Lockett works with a “hydraulic model” of interiority, a liquid view of the inner workings of the human person pumping from the chest or torso (rather than our mind/brain vs heart/emotion duality). She posits (pp. 17-18) a four-fold anthropology for Anglo-Saxon popular views evident in narrative sources (versus the Augustinian anthropology of clerical writers like AElfric): body, lichoma; soul, sawol or gast; life-force, feorh (lif or ealdor; and mind, mod (or hyge, sefa, ferhð).
Aldred’s language, as found in the glossary to Durham A.IV.19, is constrained by the nature of the Latin he glosses, Scripture and prayers for the most part. Consequently, he does seem to portray the theological body-soul dualism in his use of lichoma and sawol, rather than the four-fold model. When it comes to mind or thought, however, the variations are curious. He does not use mod, hyge, sefa, or ferhð, except in certain compounds of mod and hyge.
Instead, he uses primarily ðoht for Lat. cogitatio, mens, sensus, and anima (also glossed sawol). Thought seems to be his all-purpose word for any form of human reflection. In one instance noted in my book (pp. 180-81, on the 8 pounds of Adam), Aldred plays with mentium and sensus, looking unsuccessfully for variations on ðoht. As noted in my earlier post on faith, hope, and love, he uses lufu (love) to gloss fides and then adds gileaf (belief). So as Lockett posits, feeling and reason are not separate and oppositional functions, nor is belief separate from thought in some modern opposition between soul and mind/reason.

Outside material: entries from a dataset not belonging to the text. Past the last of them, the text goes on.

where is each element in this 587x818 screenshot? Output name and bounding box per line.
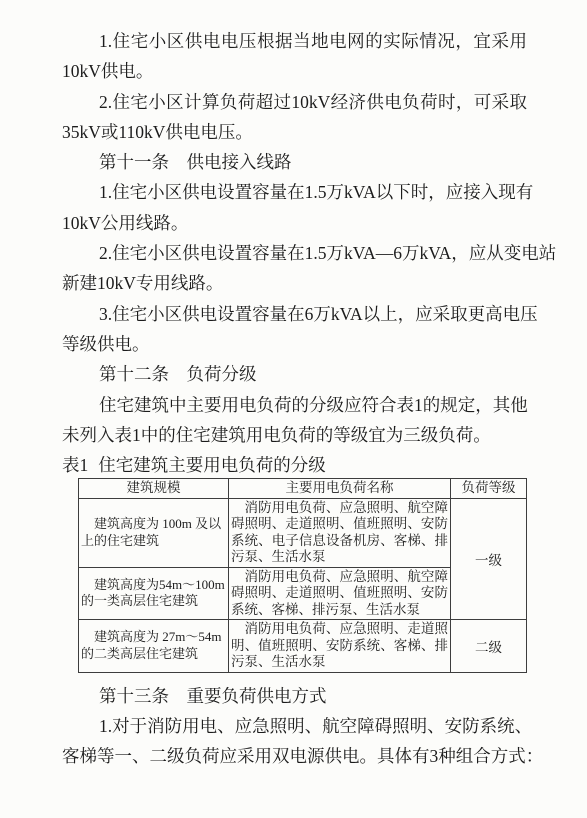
- cell-load-names: 消防用电负荷、应急照明、航空障碍照明、走道照明、值班照明、安防系统、客梯、排污泵…: [229, 567, 451, 620]
- text-line: 2.住宅小区供电设置容量在1.5万kVA—6万kVA，应从变电站: [62, 238, 527, 268]
- cell-load-names: 消防用电负荷、应急照明、航空障碍照明、走道照明、值班照明、安防系统、电子信息设备…: [229, 498, 451, 567]
- cell-building-scale: 建筑高度为 27m～54m的二类高层住宅建筑: [79, 620, 229, 673]
- cell-load-names: 消防用电负荷、应急照明、走道照明、值班照明、安防系统、客梯、排污泵、生活水泵: [229, 620, 451, 673]
- text-line: 3.住宅小区供电设置容量在6万kVA以上，应采取更高电压: [62, 299, 527, 329]
- text-line: 住宅建筑中主要用电负荷的分级应符合表1的规定，其他: [62, 390, 527, 420]
- table-caption-label: 表1: [62, 455, 88, 475]
- text-line: 35kV或110kV供电电压。: [62, 117, 527, 147]
- text-line: 第十二条 负荷分级: [62, 359, 527, 389]
- table-row: 建筑高度为 27m～54m的二类高层住宅建筑消防用电负荷、应急照明、走道照明、值…: [79, 620, 527, 673]
- header-load-names: 主要用电负荷名称: [229, 479, 451, 499]
- table-header-row: 建筑规模 主要用电负荷名称 负荷等级: [79, 479, 527, 499]
- cell-load-grade: 二级: [451, 620, 527, 673]
- cell-load-grade: 一级: [451, 498, 527, 620]
- text-line: 第十一条 供电接入线路: [62, 147, 527, 177]
- body-text-block-2: 第十三条 重要负荷供电方式1.对于消防用电、应急照明、航空障碍照明、安防系统、客…: [62, 681, 527, 772]
- text-line: 客梯等一、二级负荷应采用双电源供电。具体有3种组合方式：: [62, 741, 527, 771]
- text-line: 1.住宅小区供电设置容量在1.5万kVA以下时，应接入现有: [62, 177, 527, 207]
- load-classification-table: 建筑规模 主要用电负荷名称 负荷等级 建筑高度为 100m 及以上的住宅建筑消防…: [78, 478, 527, 673]
- text-line: 1.住宅小区供电电压根据当地电网的实际情况，宜采用: [62, 26, 527, 56]
- text-line: 第十三条 重要负荷供电方式: [62, 681, 527, 711]
- header-load-grade: 负荷等级: [451, 479, 527, 499]
- table-caption-text: 住宅建筑主要用电负荷的分级: [98, 455, 326, 475]
- text-line: 2.住宅小区计算负荷超过10kV经济供电负荷时，可采取: [62, 87, 527, 117]
- text-line: 未列入表1中的住宅建筑用电负荷的等级宜为三级负荷。: [62, 420, 527, 450]
- text-line: 新建10kV专用线路。: [62, 268, 527, 298]
- cell-building-scale: 建筑高度为54m～100m的一类高层住宅建筑: [79, 567, 229, 620]
- header-building-scale: 建筑规模: [79, 479, 229, 499]
- text-line: 10kV供电。: [62, 56, 527, 86]
- document-content: 1.住宅小区供电电压根据当地电网的实际情况，宜采用10kV供电。2.住宅小区计算…: [62, 26, 527, 772]
- table-caption: 表1住宅建筑主要用电负荷的分级: [62, 452, 527, 478]
- text-line: 10kV公用线路。: [62, 208, 527, 238]
- text-line: 1.对于消防用电、应急照明、航空障碍照明、安防系统、: [62, 711, 527, 741]
- table-row: 建筑高度为 100m 及以上的住宅建筑消防用电负荷、应急照明、航空障碍照明、走道…: [79, 498, 527, 567]
- document-page: 1.住宅小区供电电压根据当地电网的实际情况，宜采用10kV供电。2.住宅小区计算…: [0, 0, 587, 818]
- body-text-block-1: 1.住宅小区供电电压根据当地电网的实际情况，宜采用10kV供电。2.住宅小区计算…: [62, 26, 527, 450]
- text-line: 等级供电。: [62, 329, 527, 359]
- cell-building-scale: 建筑高度为 100m 及以上的住宅建筑: [79, 498, 229, 567]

In another instance I just located, Aldred glosses Latin credere (to believe) with OE to love.
allm’ ece god ðv ðe ðisses [dæg]ges arwyrðne halgne
Omnipotens sempiterne Deus, qui huius diei uenerandam sanctam
æc glæd’ eadges apo’stol ðines ioh’ 7 godspeller’

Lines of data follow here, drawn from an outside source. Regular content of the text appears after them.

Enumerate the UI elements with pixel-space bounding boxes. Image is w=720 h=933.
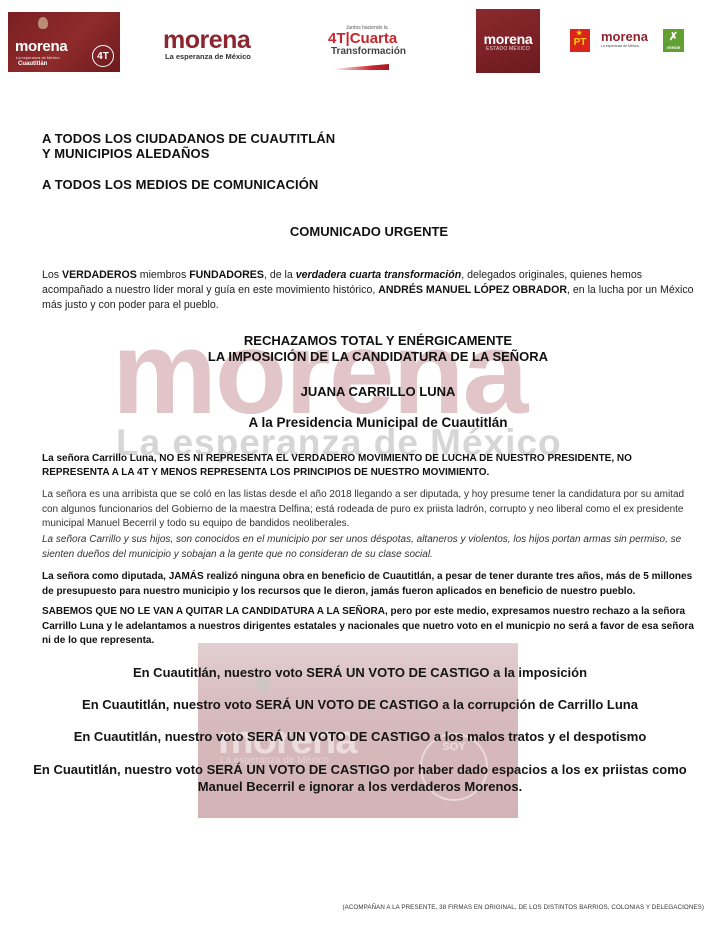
- logo-word: morena: [601, 30, 648, 43]
- logo-coalition: PT morena La esperanza de México ✗ VERDE: [570, 29, 688, 53]
- logo-place: Cuautitlán: [18, 61, 47, 67]
- candidate-seat: A la Presidencia Municipal de Cuautitlán: [0, 415, 720, 431]
- bold-run: VERDADEROS: [62, 269, 137, 281]
- signatures-footnote: (ACOMPAÑAN A LA PRESENTE, 38 FIRMAS EN O…: [342, 904, 704, 911]
- logo-morena-cuautitlan: morena La esperanza de México Cuautitlán…: [8, 12, 120, 72]
- document-title: COMUNICADO URGENTE: [0, 224, 720, 239]
- logo-cuarta: Cuarta: [350, 30, 398, 47]
- logo-tagline: La esperanza de México: [601, 44, 639, 48]
- vow-line: En Cuautitlán, nuestro voto SERÁ UN VOTO…: [0, 728, 720, 745]
- 4t-badge-icon: 4T: [92, 45, 114, 67]
- rejection-heading: RECHAZAMOS TOTAL Y ENÉRGICAMENTE LA IMPO…: [0, 333, 720, 365]
- addressee-citizens: A TODOS LOS CIUDADANOS DE CUAUTITLÁN Y M…: [42, 131, 335, 161]
- swoosh-icon: [333, 64, 389, 70]
- eagle-icon: [38, 17, 48, 29]
- claim-paragraph: SABEMOS QUE NO LE VAN A QUITAR LA CANDID…: [42, 605, 698, 649]
- claim-paragraph: La señora Carrillo y sus hijos, son cono…: [42, 533, 698, 562]
- claim-paragraph: La señora Carrillo Luna, NO ES NI REPRES…: [42, 452, 698, 480]
- logo-word: morena: [15, 38, 67, 55]
- logo-morena-estado-mexico: morena ESTADO MÉXICO: [476, 9, 540, 73]
- logo-morena: morena La esperanza de México: [163, 28, 268, 62]
- addressee-line: Y MUNICIPIOS ALEDAÑOS: [42, 146, 335, 161]
- candidate-name: JUANA CARRILLO LUNA: [0, 384, 720, 400]
- vow-line: En Cuautitlán, nuestro voto SERÁ UN VOTO…: [0, 664, 720, 681]
- logo-word: morena: [163, 28, 268, 52]
- claim-paragraph: La señora como diputada, JAMÁS realizó n…: [42, 570, 698, 599]
- claim-paragraph: La señora es una arribista que se coló e…: [42, 488, 698, 532]
- addressee-line: A TODOS LOS CIUDADANOS DE CUAUTITLÁN: [42, 131, 335, 146]
- logo-word: morena: [476, 32, 540, 46]
- verde-label: VERDE: [667, 45, 681, 50]
- toucan-icon: ✗: [663, 29, 684, 45]
- italic-run: verdadera cuarta transformación: [296, 269, 461, 281]
- vow-line: En Cuautitlán, nuestro voto SERÁ UN VOTO…: [0, 761, 720, 795]
- pt-party-icon: PT: [570, 29, 590, 52]
- logo-4t: 4T: [328, 30, 346, 47]
- bold-run: ANDRÉS MANUEL LÓPEZ OBRADOR: [378, 284, 567, 296]
- vow-line: En Cuautitlán, nuestro voto SERÁ UN VOTO…: [0, 696, 720, 713]
- logo-tagline: La esperanza de México: [16, 55, 60, 60]
- verde-party-icon: ✗ VERDE: [663, 29, 684, 52]
- text-run: , de la: [264, 269, 296, 281]
- text-run: Los: [42, 269, 62, 281]
- logo-cuarta-transformacion: Juntos haciendo la 4T|Cuarta Transformac…: [325, 24, 420, 74]
- addressee-media: A TODOS LOS MEDIOS DE COMUNICACIÓN: [42, 177, 318, 192]
- logo-subtitle: Transformación: [331, 46, 406, 57]
- bold-run: FUNDADORES: [189, 269, 264, 281]
- logo-tagline: La esperanza de México: [165, 52, 268, 61]
- rejection-line: LA IMPOSICIÓN DE LA CANDIDATURA DE LA SE…: [36, 349, 720, 365]
- logo-title: 4T|Cuarta: [328, 30, 397, 47]
- intro-paragraph: Los VERDADEROS miembros FUNDADORES, de l…: [42, 268, 698, 313]
- text-run: miembros: [137, 269, 189, 281]
- rejection-line: RECHAZAMOS TOTAL Y ENÉRGICAMENTE: [36, 333, 720, 349]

que laetitiam beati apostoli tui Iohannis et euuange
symbeltide gisaldes sel ciricae ðinre ve bid’ 7 lvfia
liste festiuitate tribuisti, da ecclesiae tuae quesumus et a
þ/te lvfade 7 bodia þ/ gilærde
mare quod credidit, et predicare quod docuit. Per.
This Latin prayer for the celebration of the birth of St. John the Evangelist on 27 Dec. (fol. 23r6-9, item 311 in Correa’s edition) asks that God through St. John grant the church to love (amare) what he believed (credidit) and preach what he taught [I assume the referent is John]. However, Aldred glosses it to “love what he loved (lvfade) and preach what he taught.” Perhaps it struck a chord with fidelity oaths (to love what one’s lord loves).
This new example again shows that “love” is multivalent in a way different from our range of meaning in the word. It overlaps with belief and faithfulness.
Curiously, he also uses a “belief” word to gloss catholic, in the hot iron ordeal (fol. 54v10), one of the adjurations:
ic gihalsige ðec ðerh ða halga cirica gileaffvl’
adiuro te per sanctam ecclesiam catholicam
Whether he knows catholic means universal or not, this gloss adds to the semantic range for gileaf as either and both “belief-ful” and “faith-ful.” The holy church is made up of those faithful believers or believing faithful.
I am still working on the obedience angle, trying to decide if and when Aldred might have been tonsured as a monk. I would like to trace some kind of conversion experience over time.